Similarly, we may compare a digit string of length n to "common" strings of that length. For example, if we see the first nine digits of pi"s decimal extension, we compare the randomness probability of 10^-9 with the fact that that sequence is associated with a set of human-discovered algorithms. We can guess that the number of practical algorithms for producing nine-digit sequences is low by comparison with 10⁹. (By practical, we mean an algorithm that is used often in math, science or engineering.)

Now when it comes to an organism at stage 0 of evolution, we may find an amazingly low probability of random occurrence. But we should not ask WHY SHOULD such an event have occurred but rather WHY NOT? If a grammatical (functioning) logic gate string is one of a set of equiprobable strings, then, absent further information, there is no reason to deny that the string occurred randomly. On the other hand, if we ask, "what is the chance that such an event WILL happen," the probability tells us not to hold our breath waiting.

Now modeling a stage 0 organism as a machine represented with a blueprint of logic gates, we may ask, when is a machine designed rather than a consequence of random forces? A machine is determined to have been designed if a human-devised algorithm for its construction can be found and if experience shows that the system rarely if ever is seen naturally. Suppose we camouflage the machine such that immediate sensory clues are of little importance.

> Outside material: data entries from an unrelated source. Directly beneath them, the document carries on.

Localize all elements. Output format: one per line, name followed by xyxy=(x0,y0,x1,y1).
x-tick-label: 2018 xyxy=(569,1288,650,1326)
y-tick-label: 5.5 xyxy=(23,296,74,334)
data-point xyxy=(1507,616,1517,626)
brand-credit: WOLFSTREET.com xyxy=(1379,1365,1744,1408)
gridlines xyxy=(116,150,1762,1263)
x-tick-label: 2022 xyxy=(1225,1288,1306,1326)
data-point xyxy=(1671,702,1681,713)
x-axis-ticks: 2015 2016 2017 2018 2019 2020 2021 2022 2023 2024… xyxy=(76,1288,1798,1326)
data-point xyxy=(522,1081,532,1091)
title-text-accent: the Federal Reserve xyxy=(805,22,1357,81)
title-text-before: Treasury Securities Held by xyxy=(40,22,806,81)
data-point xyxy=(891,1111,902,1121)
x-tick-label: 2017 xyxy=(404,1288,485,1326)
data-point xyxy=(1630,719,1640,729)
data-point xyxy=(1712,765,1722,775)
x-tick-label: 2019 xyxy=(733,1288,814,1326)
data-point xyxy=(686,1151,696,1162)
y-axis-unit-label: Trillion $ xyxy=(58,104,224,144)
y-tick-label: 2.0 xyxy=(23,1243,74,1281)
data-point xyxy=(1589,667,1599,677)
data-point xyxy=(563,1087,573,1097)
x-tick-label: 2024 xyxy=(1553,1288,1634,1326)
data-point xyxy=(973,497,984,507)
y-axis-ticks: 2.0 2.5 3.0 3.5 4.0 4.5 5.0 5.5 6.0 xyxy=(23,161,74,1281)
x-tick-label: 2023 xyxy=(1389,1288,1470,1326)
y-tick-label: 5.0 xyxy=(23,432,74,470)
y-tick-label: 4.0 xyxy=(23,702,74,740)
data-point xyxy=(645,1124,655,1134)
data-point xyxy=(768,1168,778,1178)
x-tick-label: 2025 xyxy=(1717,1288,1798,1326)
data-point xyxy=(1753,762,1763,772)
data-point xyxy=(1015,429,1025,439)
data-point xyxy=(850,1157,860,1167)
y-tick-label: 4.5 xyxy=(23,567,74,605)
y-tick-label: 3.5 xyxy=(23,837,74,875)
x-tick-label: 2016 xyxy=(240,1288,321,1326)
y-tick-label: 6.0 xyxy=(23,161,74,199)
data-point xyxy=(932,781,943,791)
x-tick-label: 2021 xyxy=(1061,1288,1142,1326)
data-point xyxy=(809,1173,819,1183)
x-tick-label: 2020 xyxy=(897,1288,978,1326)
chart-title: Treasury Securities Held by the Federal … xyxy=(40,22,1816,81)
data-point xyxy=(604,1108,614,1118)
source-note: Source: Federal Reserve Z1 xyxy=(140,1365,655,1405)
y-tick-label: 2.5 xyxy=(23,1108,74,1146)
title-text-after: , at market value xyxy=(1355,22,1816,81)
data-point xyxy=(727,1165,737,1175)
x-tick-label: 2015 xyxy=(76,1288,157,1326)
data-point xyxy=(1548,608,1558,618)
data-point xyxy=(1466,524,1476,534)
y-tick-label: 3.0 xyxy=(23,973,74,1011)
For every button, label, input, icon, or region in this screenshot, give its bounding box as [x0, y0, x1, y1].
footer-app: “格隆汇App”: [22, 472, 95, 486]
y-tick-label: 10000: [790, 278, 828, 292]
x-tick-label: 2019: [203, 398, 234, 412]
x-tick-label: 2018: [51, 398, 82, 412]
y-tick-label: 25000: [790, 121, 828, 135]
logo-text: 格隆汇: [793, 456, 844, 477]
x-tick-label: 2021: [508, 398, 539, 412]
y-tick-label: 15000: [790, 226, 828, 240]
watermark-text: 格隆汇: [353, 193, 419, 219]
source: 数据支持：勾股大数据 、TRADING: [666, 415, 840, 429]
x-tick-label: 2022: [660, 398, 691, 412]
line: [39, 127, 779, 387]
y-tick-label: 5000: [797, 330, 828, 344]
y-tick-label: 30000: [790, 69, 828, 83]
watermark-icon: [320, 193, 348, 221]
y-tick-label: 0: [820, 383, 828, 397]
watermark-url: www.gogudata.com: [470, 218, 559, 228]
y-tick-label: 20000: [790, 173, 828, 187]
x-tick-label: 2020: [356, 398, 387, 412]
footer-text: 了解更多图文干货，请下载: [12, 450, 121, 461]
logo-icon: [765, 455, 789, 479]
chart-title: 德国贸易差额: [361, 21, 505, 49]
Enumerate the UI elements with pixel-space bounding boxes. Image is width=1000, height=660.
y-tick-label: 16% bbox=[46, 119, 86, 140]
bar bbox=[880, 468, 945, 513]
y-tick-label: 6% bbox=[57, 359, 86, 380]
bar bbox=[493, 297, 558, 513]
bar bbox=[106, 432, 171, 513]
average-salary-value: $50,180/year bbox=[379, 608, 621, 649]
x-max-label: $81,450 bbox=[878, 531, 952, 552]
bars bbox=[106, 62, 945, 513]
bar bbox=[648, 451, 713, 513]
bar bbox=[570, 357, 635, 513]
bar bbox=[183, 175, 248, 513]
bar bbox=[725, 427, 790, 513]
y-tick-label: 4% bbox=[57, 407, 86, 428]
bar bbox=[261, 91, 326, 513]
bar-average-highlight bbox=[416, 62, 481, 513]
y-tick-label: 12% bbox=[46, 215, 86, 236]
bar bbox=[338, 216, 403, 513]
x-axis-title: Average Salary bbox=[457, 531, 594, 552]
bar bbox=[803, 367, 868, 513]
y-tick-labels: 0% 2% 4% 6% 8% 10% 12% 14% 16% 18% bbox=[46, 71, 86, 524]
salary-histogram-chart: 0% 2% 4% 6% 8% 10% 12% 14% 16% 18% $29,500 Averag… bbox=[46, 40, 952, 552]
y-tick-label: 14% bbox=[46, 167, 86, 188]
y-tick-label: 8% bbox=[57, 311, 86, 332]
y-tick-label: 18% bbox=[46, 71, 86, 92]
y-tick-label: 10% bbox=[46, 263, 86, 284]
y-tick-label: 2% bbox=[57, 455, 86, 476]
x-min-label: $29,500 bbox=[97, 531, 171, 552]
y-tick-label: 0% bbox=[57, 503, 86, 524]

So we examine the machine's operation and draw up a description, using appropriate symbolism, to see whether the description matches some subset of known human-derived algorithms or blueprints. If so, we infer design based on the higher frequency of designed machines to randomly generated machines.

So then, in order to infer design of a stage 0 organism, we would need to have available at least one human-discovered formula. But if we had that, it would radically alter the entire debate.

So how would a higher power design a stage 0 organism? No answer is given since, perhaps on the assumption that the human mind could not fathom such a design. That may be true. However, one cannot show a strong probability of design without a reference base, and there are no divine blueprints that can be examined for comparison.

It should be noted that if it were argued that lifeforms had emerged spontaneously on several occasions at a rate higher than what would be expected randomly, then we would have a basis for believing that a non-random force was at work within some confidence interval. However, one emergence gives little basis for drawing conclusions.

That said, one may agree that the apparent startlingly low probability associated with life's origin may well stir much inner reflection.